Ainda conforme a fonte, por ter saído em fuga, o policial raptado não conseguiu recuperar a arma nem os documentos pessoais, que possivelmente ficaram em poder dos suspeitos.

Questionada pela reportagem sobre detalhes do sequestro e da tortura, a Secretaria da Segurança Pública e Defesa Social (SSPDS) não mencionou os episódios, e somente informou, por meio de nota, que equipes das Polícias Civil e Militar estão em diligências para capturar os responsáveis por atirar no PM. A Pasta relata que o PM trafegava no bairro Henrique Jorge - Área Integrada de Segurança 06 (AIS 06), em uma motocicleta, quando foi abordado e alvejado pelos suspeitos. Uma equipe do Departamento de Homicídio e Proteção à Pessoa (DHPP) está à frente das investigações. Até o momento, ninguém foi preso.

O comandante da Polícia Militar do Ceará, Ronaldo Viana, informou que o cabo “não estava fardado nem em serviço, estava voltando para casa, durante a madrugada” e que a ação começou como uma tentativa de roubo, já que o cabo foi abordado em um semáforo entre os bairros Autran Nunes e Genibaú.

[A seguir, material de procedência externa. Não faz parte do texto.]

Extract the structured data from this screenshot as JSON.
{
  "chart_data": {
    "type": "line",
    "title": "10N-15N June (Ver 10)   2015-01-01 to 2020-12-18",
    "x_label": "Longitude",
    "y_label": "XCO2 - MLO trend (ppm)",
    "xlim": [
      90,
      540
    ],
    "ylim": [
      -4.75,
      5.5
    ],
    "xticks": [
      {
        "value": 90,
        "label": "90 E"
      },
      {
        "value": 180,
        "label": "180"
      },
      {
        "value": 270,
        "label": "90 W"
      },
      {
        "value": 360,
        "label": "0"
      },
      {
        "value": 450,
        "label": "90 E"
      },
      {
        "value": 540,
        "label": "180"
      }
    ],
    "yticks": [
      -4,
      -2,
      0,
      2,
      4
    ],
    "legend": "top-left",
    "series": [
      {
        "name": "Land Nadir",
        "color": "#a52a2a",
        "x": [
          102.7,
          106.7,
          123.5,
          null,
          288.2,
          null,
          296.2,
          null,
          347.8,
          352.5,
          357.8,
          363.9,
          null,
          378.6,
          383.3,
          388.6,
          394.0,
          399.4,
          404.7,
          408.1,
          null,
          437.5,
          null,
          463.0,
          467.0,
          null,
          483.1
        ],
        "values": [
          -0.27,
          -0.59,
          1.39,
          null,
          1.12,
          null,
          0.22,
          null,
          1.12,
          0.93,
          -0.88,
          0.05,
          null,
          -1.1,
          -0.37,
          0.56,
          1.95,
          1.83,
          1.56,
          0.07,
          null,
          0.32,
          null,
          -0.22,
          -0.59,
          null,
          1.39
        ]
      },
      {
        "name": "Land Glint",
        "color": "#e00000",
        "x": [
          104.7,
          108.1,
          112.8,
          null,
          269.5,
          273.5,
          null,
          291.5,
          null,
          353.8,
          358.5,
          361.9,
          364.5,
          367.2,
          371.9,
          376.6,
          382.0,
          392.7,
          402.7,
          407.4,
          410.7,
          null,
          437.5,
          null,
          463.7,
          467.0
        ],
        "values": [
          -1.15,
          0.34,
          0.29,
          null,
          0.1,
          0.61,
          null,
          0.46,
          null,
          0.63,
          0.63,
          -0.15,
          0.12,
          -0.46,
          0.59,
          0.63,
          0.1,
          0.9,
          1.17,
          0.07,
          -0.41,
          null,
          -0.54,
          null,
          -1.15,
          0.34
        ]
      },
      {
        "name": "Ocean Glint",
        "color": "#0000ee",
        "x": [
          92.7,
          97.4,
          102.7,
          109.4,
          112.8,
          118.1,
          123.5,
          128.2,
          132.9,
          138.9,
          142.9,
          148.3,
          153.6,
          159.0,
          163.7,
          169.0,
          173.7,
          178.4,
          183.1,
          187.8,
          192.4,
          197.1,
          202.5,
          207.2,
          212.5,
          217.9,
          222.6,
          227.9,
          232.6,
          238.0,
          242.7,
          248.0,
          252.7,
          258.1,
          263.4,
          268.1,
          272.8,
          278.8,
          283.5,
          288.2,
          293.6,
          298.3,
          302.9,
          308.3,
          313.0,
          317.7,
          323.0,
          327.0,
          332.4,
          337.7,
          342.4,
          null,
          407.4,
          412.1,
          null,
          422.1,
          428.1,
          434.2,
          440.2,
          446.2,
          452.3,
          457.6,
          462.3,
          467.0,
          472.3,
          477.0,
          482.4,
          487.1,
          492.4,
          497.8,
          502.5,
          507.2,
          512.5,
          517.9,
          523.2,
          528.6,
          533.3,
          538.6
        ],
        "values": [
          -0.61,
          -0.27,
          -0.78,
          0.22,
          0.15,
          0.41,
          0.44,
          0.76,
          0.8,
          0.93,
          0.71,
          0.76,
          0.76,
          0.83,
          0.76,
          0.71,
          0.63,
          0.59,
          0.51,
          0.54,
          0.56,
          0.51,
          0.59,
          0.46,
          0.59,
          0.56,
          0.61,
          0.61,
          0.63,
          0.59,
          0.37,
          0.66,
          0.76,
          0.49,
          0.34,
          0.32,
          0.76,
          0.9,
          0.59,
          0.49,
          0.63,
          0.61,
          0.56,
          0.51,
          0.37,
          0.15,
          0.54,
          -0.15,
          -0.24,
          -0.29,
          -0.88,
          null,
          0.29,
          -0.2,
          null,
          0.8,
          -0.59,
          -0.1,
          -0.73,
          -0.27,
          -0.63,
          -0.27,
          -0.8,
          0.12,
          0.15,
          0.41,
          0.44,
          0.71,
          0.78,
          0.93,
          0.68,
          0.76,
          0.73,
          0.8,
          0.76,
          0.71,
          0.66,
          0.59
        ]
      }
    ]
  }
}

O advogado da Associação dos Profissionais de Segurança, Vitor Torres, esteve com o policial, no IJF, que relatou ter ficado desacordado após o ataque dos criminosos, no Autran Nunes. O cabo declarou que só acordou a 1km do local e ouviu os bandidos discutindo sobre matá-lo ou não, após o identificarem como policial. A vítima entrou em luta corporal com os homens, que dispararam cinco vezes, mas apenas um disparo atingiu o PM.